FOOTNOTES AND RELATED INFORMATION FOR TABLE B
Explanation of adjustments:
(in thousands)
(a) | Amounts represent K2’s results of operations for the periods presented in accordance with U.S. generally accepted accounting principles. |
(b) | Adjustment reflects the additional unaudited results of operations prior to the acquisition by K2 as if each significant acquisition completed by K2 on or after June 30, 2004 was included in K2’s results for the quarter and six months ended June 30, 2004. For purposes of this calculation K2’s significant acquisitions during 2004 consisted of: Marmot acquired on June 30, 2004; and Völkl and Marker acquired on July 7, 2004. |
(c) | Adjustment represents the non-cash amortization expense associated with acquired intangible assets and the non-cash amortization expense associated with the increase to fair market value of acquired inventories, resulting from K2’s acquisition activities. |
(d) | Adjustment represents the non-cash compensation expense resulting from restricted stock awards and modifications to stock option awards. |
(e) | Adjustment represents non-cash amortization expense of capitalized debt costs associated with K2’s revolving credit facility, convertible subordinated debentures and senior notes. These capitalized costs are amortized over the term of the related debt. |
(f) | Adjustment reflects the increase in interest expense for the period as if the $200,000 in senior notes were issued on January 1, 2004 and outstanding for the entire three and six month periods ended June 30, 2004. The senior notes were issued on July 1, 2004 in connection with the acquisitions of Völkl, Marker and Marmot. |
(g) | Pro Forma Adjusted basic and diluted shares outstanding reflects the increase to GAAP basic and diluted shares as if the shares of K2 common stock issued in connection with the acquisitions of Völkl, Marker and Marmot and the public offering of K2 common stock were issued on January 1, 2004. |
(h) | Earnings before interest, taxes, depreciation, and amortization (“EBITDA”) included in this press release is a non-GAAP financial measure which represents net income excluding the effects of interest, income taxes, depreciation, and amortization. EBITDA, as defined above, may not be similar to EBITDA measures used by other companies and is not a measurement under GAAP. We believe that EBITDA provides useful information to investors about K2’s performance because it eliminates the effects of period-to-period changes in costs associated with capital investments that are not directly attributable to the underlying performance of K2’s business operations. Management uses EBITDA in evaluating the overall performance of K2’s business operations. |
(i) | Free Cash Flow included in this press release is a non-GAAP financial measure which represents net income plus non-cash income tax expense, amortization of acquired intangibles, amortization of the increase in the fair value of inventories of acquired companies and non-cash stock compensation expense. Free Cash Flow, as defined above, may not be similar to free cash flow measures used by other companies and is not a measurement under GAAP. Management uses Free Cash Flow in evaluating the overall performance of K2’s business operations. |
Use of Pro Forma Adjusted Financial Information
(in thousands, except for per share figures)

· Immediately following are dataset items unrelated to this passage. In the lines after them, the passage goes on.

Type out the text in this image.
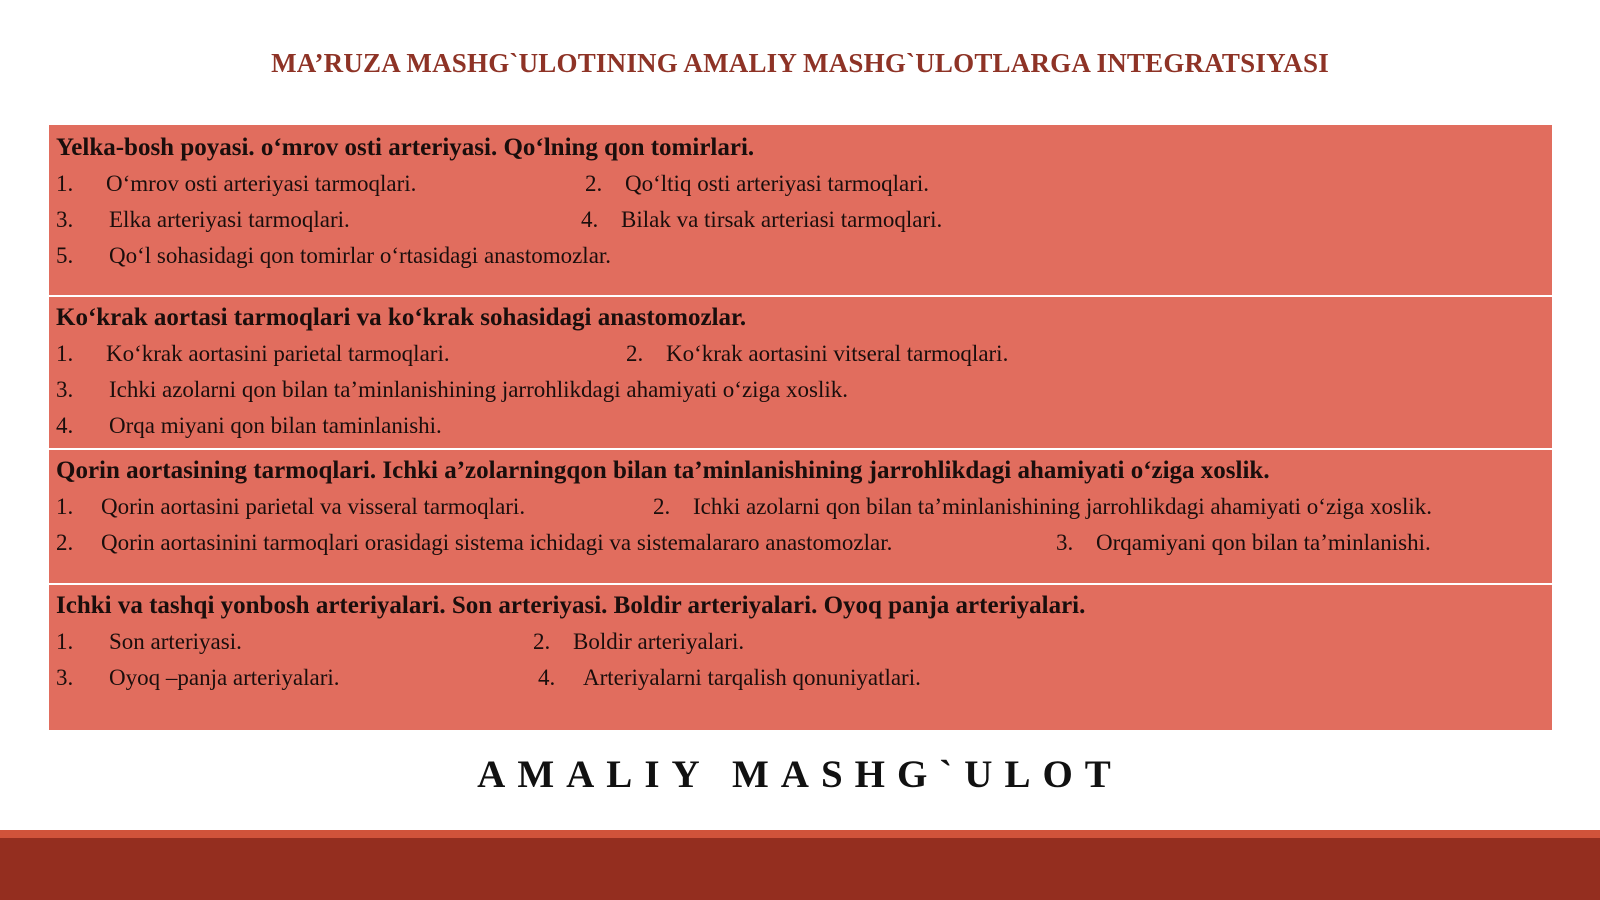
MA’RUZA MASHG`ULOTINING AMALIY MASHG`ULOTLARGA INTEGRATSIYASI
Yelka-bosh poyasi. o‘mrov osti arteriyasi. Qo‘lning qon tomirlari.
1. O‘mrov osti arteriyasi tarmoqlari.	2. Qo‘ltiq osti arteriyasi tarmoqlari.
3. Elka arteriyasi tarmoqlari.	4. Bilak va tirsak arteriasi tarmoqlari.
5. Qo‘l sohasidagi qon tomirlar o‘rtasidagi anastomozlar.
Ko‘krak aortasi tarmoqlari va ko‘krak sohasidagi anastomozlar.
1. Ko‘krak aortasini parietal tarmoqlari.	2. Ko‘krak aortasini vitseral tarmoqlari.
3. Ichki azolarni qon bilan ta’minlanishining jarrohlikdagi ahamiyati o‘ziga xoslik.
4. Orqa miyani qon bilan taminlanishi.
Qorin aortasining tarmoqlari. Ichki a’zolarningqon bilan ta’minlanishining jarrohlikdagi ahamiyati o‘ziga xoslik.
1. Qorin aortasini parietal va visseral tarmoqlari.	2. Ichki azolarni qon bilan ta’minlanishining jarrohlikdagi ahamiyati o‘ziga xoslik.
2. Qorin aortasinini tarmoqlari orasidagi sistema ichidagi va sistemalararo anastomozlar.	3. Orqamiyani qon bilan ta’minlanishi.
Ichki va tashqi yonbosh arteriyalari. Son arteriyasi. Boldir arteriyalari. Oyoq panja arteriyalari.
1. Son arteriyasi.	2. Boldir arteriyalari.
3. Oyoq –panja arteriyalari.	4. Arteriyalarni tarqalish qonuniyatlari.
AMALIY MASHG`ULOT
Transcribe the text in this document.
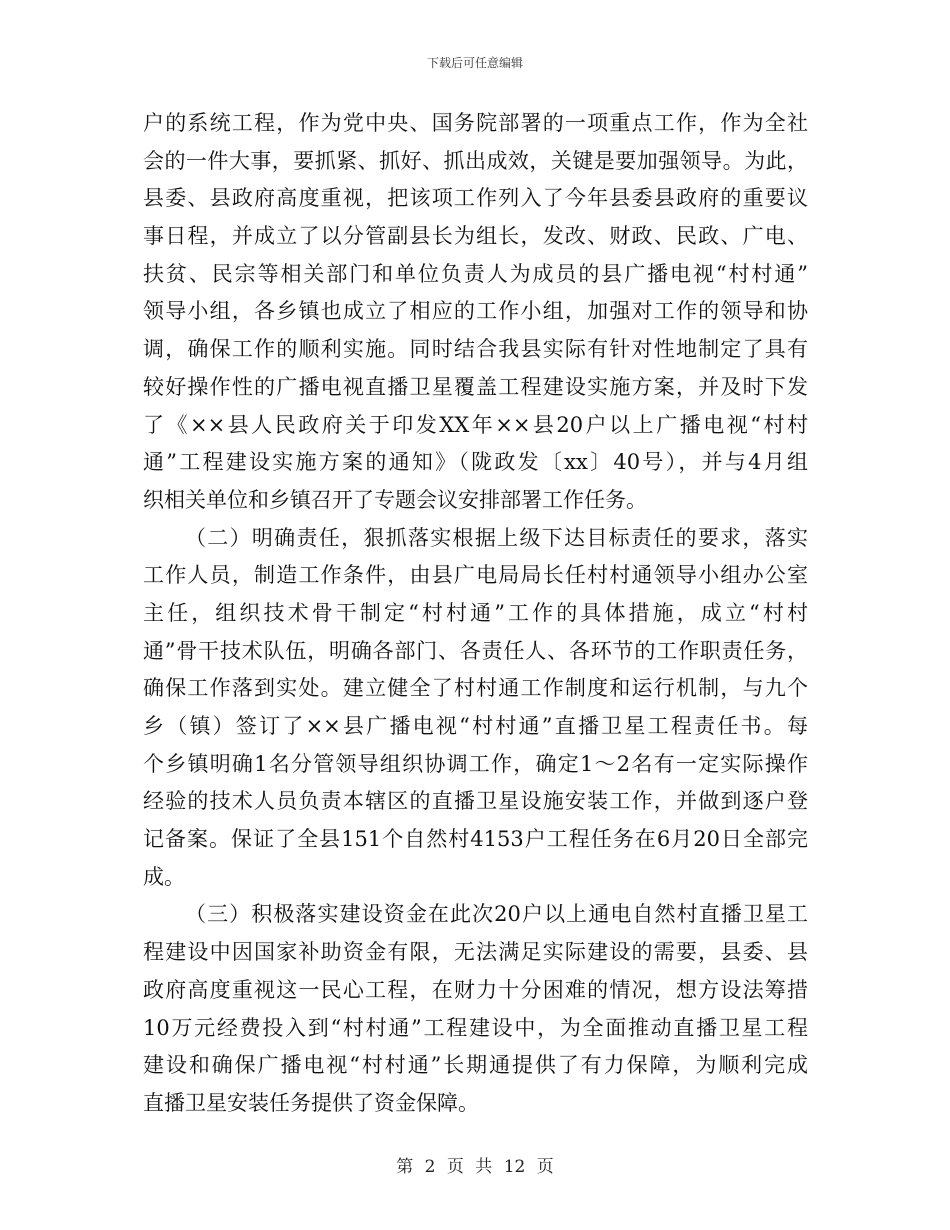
下载后可任意编辑
户的系统工程，作为党中央、国务院部署的一项重点工作，作为全社
会的一件大事，要抓紧、抓好、抓出成效，关键是要加强领导。为此，
县委、县政府高度重视，把该项工作列入了今年县委县政府的重要议
事日程，并成立了以分管副县长为组长，发改、财政、民政、广电、
扶贫、民宗等相关部门和单位负责人为成员的县广播电视“村村通”
领导小组，各乡镇也成立了相应的工作小组，加强对工作的领导和协
调，确保工作的顺利实施。同时结合我县实际有针对性地制定了具有
较好操作性的广播电视直播卫星覆盖工程建设实施方案，并及时下发
了《××县人民政府关于印发XX年××县20户以上广播电视“村村
通”工程建设实施方案的通知》（陇政发〔xx〕40号），并与4月组
织相关单位和乡镇召开了专题会议安排部署工作任务。
（二）明确责任，狠抓落实根据上级下达目标责任的要求，落实
工作人员，制造工作条件，由县广电局局长任村村通领导小组办公室
主任，组织技术骨干制定“村村通”工作的具体措施，成立“村村
通”骨干技术队伍，明确各部门、各责任人、各环节的工作职责任务，
确保工作落到实处。建立健全了村村通工作制度和运行机制，与九个
乡（镇）签订了××县广播电视“村村通”直播卫星工程责任书。每
个乡镇明确1名分管领导组织协调工作，确定1～2名有一定实际操作
经验的技术人员负责本辖区的直播卫星设施安装工作，并做到逐户登
记备案。保证了全县151个自然村4153户工程任务在6月20日全部完
成。
（三）积极落实建设资金在此次20户以上通电自然村直播卫星工
程建设中因国家补助资金有限，无法满足实际建设的需要，县委、县
政府高度重视这一民心工程，在财力十分困难的情况，想方设法筹措
10万元经费投入到“村村通”工程建设中，为全面推动直播卫星工程
建设和确保广播电视“村村通”长期通提供了有力保障，为顺利完成
直播卫星安装任务提供了资金保障。
第 2 页 共 12 页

To supplement the results presented in accordance with U.S. generally accepted accounting principles (GAAP), for the three and six months ended June 30, 2004 and 2005, K2 also used Pro Forma Adjusted measures of operating income, net income and earnings per share, which are adjusted from the GAAP-based results to include the results of operations of significant acquisitions and related costs prior to their date of acquisition and to exclude certain non-cash costs and expenses. These adjustments are not in accordance with, or an alternative for GAAP. These adjustments are provided to enhance an overall understanding of K2’s financial performance for the three and six months ended June 30, 2004 and 2005 and are indicators management uses for planning and forecasting future periods.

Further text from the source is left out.